I think that could be a "Dawn Platy". We have one ourselves 
It could also be a "Parrot Platy" otherwise known as a Variable Platy, which means it can have almost any color variation. It could even be the result of a swordtail breedind with a platy and producing those spectacular colors. 
I can't seem to find a pure species platy that looks exactly like yours so it looks like you have either a hybrid or a "mutt" platy, lol


----------



## Lizard1079 (Feb 9, 2010)

Thanks guys. She is bigger than any of my other platies... she probably is a mutt, but she's definitely a pretty mutt!  I'm hoping she eventually drops fry... it would be neat to see what color variations she could produce!


----------



## hXcChic22 (Dec 26, 2009)

It's always fun to put lots of different colored livebearers together and see what happens! 
Some people are like breed purists and wouldn't llike the interbreeding but I don't see how it can hurt when it's producing new and interesting colors. After all, most of them can interebreed with swordtails and that's probably why there are so many colors today in the first place... I bet some of the ones people try to keep "pure" aren't even pure platies, probably more like a mix of swords and platies.


----------



## Lissa_678 (Mar 1, 2010)

Pretty neat colours...I want one like that!
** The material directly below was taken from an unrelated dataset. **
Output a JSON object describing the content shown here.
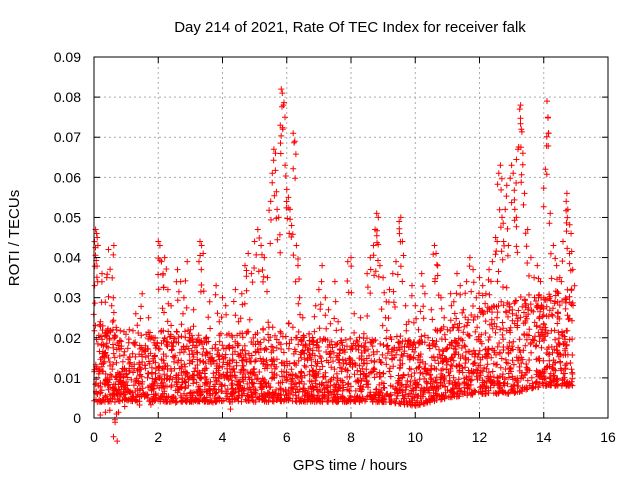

The ones I have right now are so boring.. Hopefully local fish store will have some good stock when I bring in my fry to trade.


----------



## Trillion (Feb 28, 2010)

It can't be a dawn play- they have red tails. It could be a kind i have seen called a rainbow Blue platy, but I don't remember if it had the black tail. Maybe its just a cross between a rainbow blue and a red wag (or some other cross)? Or maybe there is a variety of a rainbow blue thats a wag.


Edit: The store I was at today had some just like it that were called rainbow blue platies. I actually bought one they were so pretty!


----------